Embla Medical (sport prosthetics)
Amputee athletes buy Embla's running blades to compete when public sports programs don't supply adaptive gear.
ENABLE Model location
What it is
Embla Medical (formerly Össur), an Icelandic prosthetics company founded in 1971, designs and manufactures high-performance prosthetic limbs, particularly carbon-fiber running blades and motorized bionic limbs. Their flagship product, the Flex-Foot Cheetah, is a carbon-fiber blade that stores and returns energy with spring-like efficiency, enabling amputee athletes to run competitively. (Embla Medical) When public sports programs fail to supply accessible athletic gear and amputees want to compete, they purchase Embla prosthetics navigator-side. Approximately 90% of Paralympic runners use Embla-technology blades. This represents a Navigator-side Compensation strategy: because sports infrastructure does not systematically provision adaptive equipment for disabled athletes, amputees bear the cost of acquiring specialized assistive technologies themselves.
Why it matters
Athletic opportunity in public systems is profoundly unequal for disabled people. Many public sports programs lack accessible equipment, training, or pathways for athletes with disabilities. When mainstream sports fail to include disabled athletes, those with resources must purchase specialized adaptive gear (at $15,000-$18,000+ per blade pair) to compete. This economic barrier excludes talented athletes from low-income backgrounds and concentrates athletic opportunity among the wealthy. Embla's products enable those who can afford them to achieve remarkable feats -- multiple Paralympic gold medals, world records, and Olympic representation. However, the high cost and specialist fitting requirements mean that access remains unequal. The need for Embla's products highlights both innovation navigator-side and systemic inequality: amputee athletes have solved the technical problem of sport prosthetics through private market innovation, but at a price that excludes many -- a failure of builder-side interventions to provide equitable athletic infrastructure.
Real-world example
Oscar Pistorius, a South African double-leg amputee sprinter, became the first amputee to compete in the Olympic Games (2012 London) using Embla Flex-Foot Cheetah blades, achieving times that qualified for Olympic standards. (Oscar Pistorius Wikipedia) Markus Rehm, a German long-jump athlete using Embla blades, set a world record of 8.72 meters in 2023 despite initial controversy about competitive advantage. (Markus Rehm Wikipedia) Sarah Reinertsen, an American amputee, became the first female leg amputee to complete an Ironman World Championship using adaptive prosthetics. These athletes' achievements would not be possible without high-performance prosthetics, yet each athlete and their families bore the cost of acquiring and fitting specialized gear -- labor and expense that public sports systems should have provided.

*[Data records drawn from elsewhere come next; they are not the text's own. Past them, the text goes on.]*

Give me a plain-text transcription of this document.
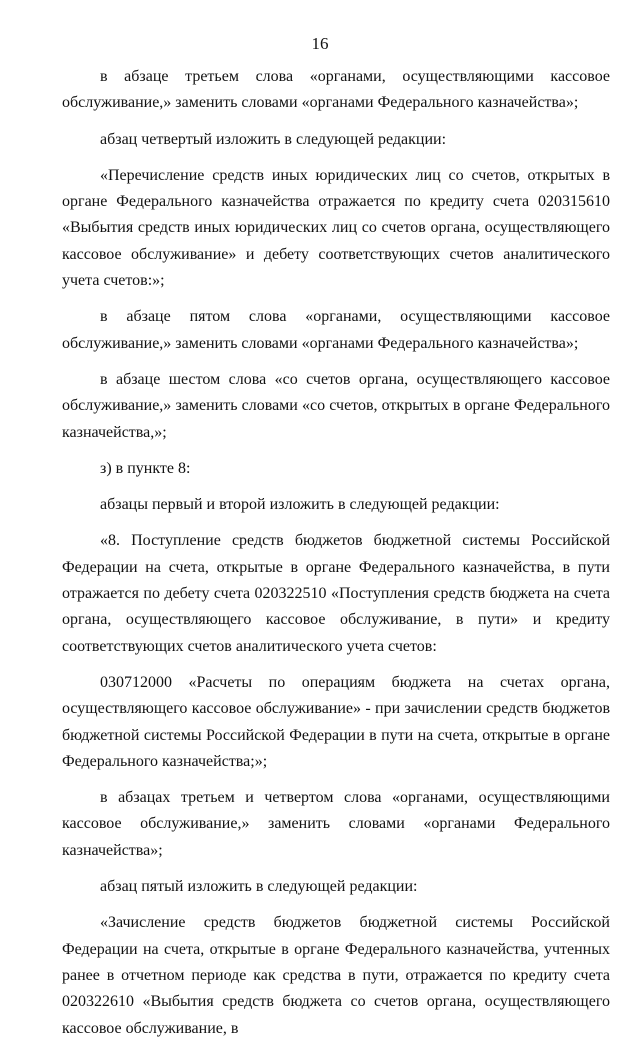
16

в абзаце третьем слова «органами, осуществляющими кассовое обслуживание,» заменить словами «органами Федерального казначейства»;

абзац четвертый изложить в следующей редакции:

«Перечисление средств иных юридических лиц со счетов, открытых в органе Федерального казначейства отражается по кредиту счета 020315610 «Выбытия средств иных юридических лиц со счетов органа, осуществляющего кассовое обслуживание» и дебету соответствующих счетов аналитического учета счетов:»;

в абзаце пятом слова «органами, осуществляющими кассовое обслуживание,» заменить словами «органами Федерального казначейства»;

в абзаце шестом слова «со счетов органа, осуществляющего кассовое обслуживание,» заменить словами «со счетов, открытых в органе Федерального казначейства,»;

з) в пункте 8:

абзацы первый и второй изложить в следующей редакции:

«8. Поступление средств бюджетов бюджетной системы Российской Федерации на счета, открытые в органе Федерального казначейства, в пути отражается по дебету счета 020322510 «Поступления средств бюджета на счета органа, осуществляющего кассовое обслуживание, в пути» и кредиту соответствующих счетов аналитического учета счетов:

030712000 «Расчеты по операциям бюджета на счетах органа, осуществляющего кассовое обслуживание» - при зачислении средств бюджетов бюджетной системы Российской Федерации в пути на счета, открытые в органе Федерального казначейства;»;

в абзацах третьем и четвертом слова «органами, осуществляющими кассовое обслуживание,» заменить словами «органами Федерального казначейства»;

абзац пятый изложить в следующей редакции:

«Зачисление средств бюджетов бюджетной системы Российской Федерации на счета, открытые в органе Федерального казначейства, учтенных ранее в отчетном периоде как средства в пути, отражается по кредиту счета 020322610 «Выбытия средств бюджета со счетов органа, осуществляющего кассовое обслуживание, в
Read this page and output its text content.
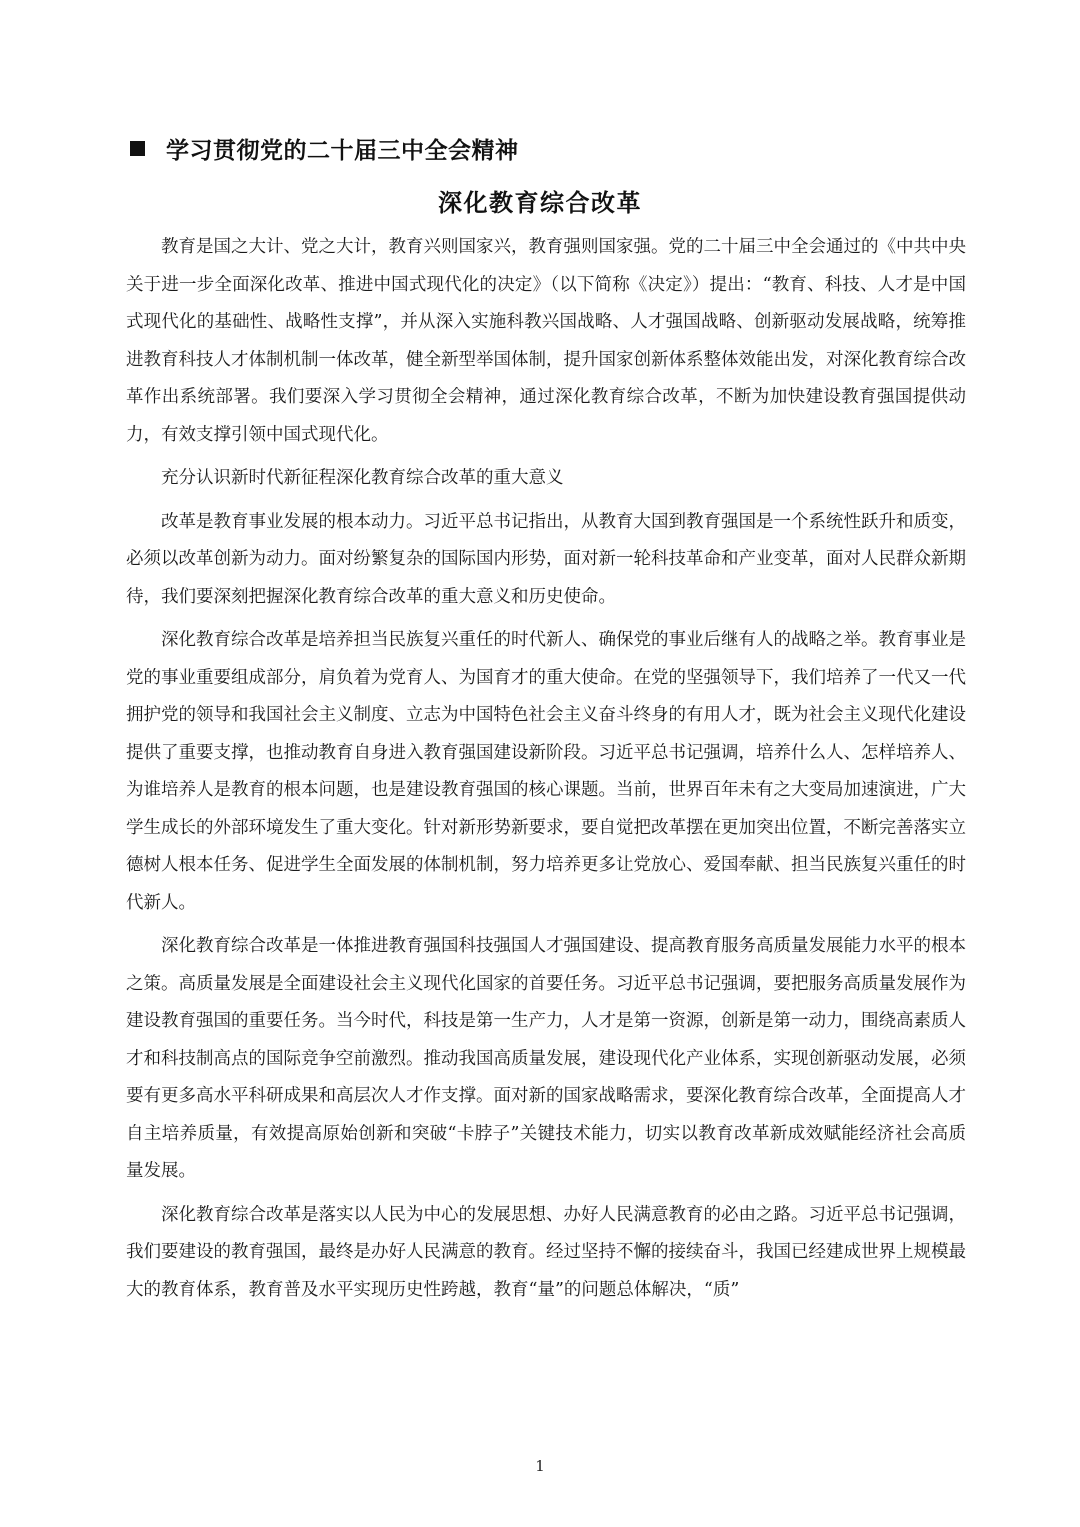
学习贯彻党的二十届三中全会精神
深化教育综合改革

教育是国之大计、党之大计，教育兴则国家兴，教育强则国家强。党的二十届三中全会通过的《中共中央关于进一步全面深化改革、推进中国式现代化的决定》（以下简称《决定》）提出：“教育、科技、人才是中国式现代化的基础性、战略性支撑”，并从深入实施科教兴国战略、人才强国战略、创新驱动发展战略，统筹推进教育科技人才体制机制一体改革，健全新型举国体制，提升国家创新体系整体效能出发，对深化教育综合改革作出系统部署。我们要深入学习贯彻全会精神，通过深化教育综合改革，不断为加快建设教育强国提供动力，有效支撑引领中国式现代化。

充分认识新时代新征程深化教育综合改革的重大意义

改革是教育事业发展的根本动力。习近平总书记指出，从教育大国到教育强国是一个系统性跃升和质变，必须以改革创新为动力。面对纷繁复杂的国际国内形势，面对新一轮科技革命和产业变革，面对人民群众新期待，我们要深刻把握深化教育综合改革的重大意义和历史使命。

深化教育综合改革是培养担当民族复兴重任的时代新人、确保党的事业后继有人的战略之举。教育事业是党的事业重要组成部分，肩负着为党育人、为国育才的重大使命。在党的坚强领导下，我们培养了一代又一代拥护党的领导和我国社会主义制度、立志为中国特色社会主义奋斗终身的有用人才，既为社会主义现代化建设提供了重要支撑，也推动教育自身进入教育强国建设新阶段。习近平总书记强调，培养什么人、怎样培养人、为谁培养人是教育的根本问题，也是建设教育强国的核心课题。当前，世界百年未有之大变局加速演进，广大学生成长的外部环境发生了重大变化。针对新形势新要求，要自觉把改革摆在更加突出位置，不断完善落实立德树人根本任务、促进学生全面发展的体制机制，努力培养更多让党放心、爱国奉献、担当民族复兴重任的时代新人。

深化教育综合改革是一体推进教育强国科技强国人才强国建设、提高教育服务高质量发展能力水平的根本之策。高质量发展是全面建设社会主义现代化国家的首要任务。习近平总书记强调，要把服务高质量发展作为建设教育强国的重要任务。当今时代，科技是第一生产力，人才是第一资源，创新是第一动力，围绕高素质人才和科技制高点的国际竞争空前激烈。推动我国高质量发展，建设现代化产业体系，实现创新驱动发展，必须要有更多高水平科研成果和高层次人才作支撑。面对新的国家战略需求，要深化教育综合改革，全面提高人才自主培养质量，有效提高原始创新和突破“卡脖子”关键技术能力，切实以教育改革新成效赋能经济社会高质量发展。

深化教育综合改革是落实以人民为中心的发展思想、办好人民满意教育的必由之路。习近平总书记强调，我们要建设的教育强国，最终是办好人民满意的教育。经过坚持不懈的接续奋斗，我国已经建成世界上规模最大的教育体系，教育普及水平实现历史性跨越，教育“量”的问题总体解决，“质”

1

What care sounds like (builder-side interventions)
Care at the builder-side phase involves making adaptive sports equipment and training accessible through public infrastructure:
- "Our athletic programs budget for and provision adaptive equipment so that disabled athletes can participate without bearing the cost themselves."
- "We train coaches and athletic directors in adaptive sports, disability inclusion, and athlete support so that disabled athletes receive the same training and opportunity as non-disabled peers."
- "We partner with prosthetics specialists and adaptive sports experts during facility and program design to ensure accessibility from the start."
- "We fund research into affordable, durable, and locally-manufacturable adaptive prosthetics so that cost does not exclude talented athletes."
What neglect sounds like (builder-side interventions)
Neglect involves excluding disabled athletes from sports altogether:
- "Our school sports program is for able-bodied athletes; disabled students should look elsewhere."
- "We don't have budget or expertise to accommodate disabled athletes; that's their responsibility."
- "Adaptive sports equipment is too expensive and specialized; we can't provide it."
- "There's no demand for disability sports in our community; we don't need to plan for it."
What compensation sounds like (navigator-side compensations)
Compensation describes the financial and practical labor amputee athletes undertake navigator-side to access sports:
- "I saved money for five years and took out a loan to buy a pair of Embla running blades so I could train competitively, because my school offered no adaptive equipment."
- "My family fundraised and my community pitched in so I could afford prosthetics specialist fitting, which cost thousands of dollars out-of-pocket."
- "I travel to a distant city quarterly to see the one prosthetist who specializes in sports prosthetics, because there's no accessible care near my home."
- "I use and maintain my prosthetics myself, learning repair skills, because my school provides no support and I can't afford to replace them if damaged."
All observations occur within the context of adaptive sports, Paralympic athletics, and disability inclusion in physical competition.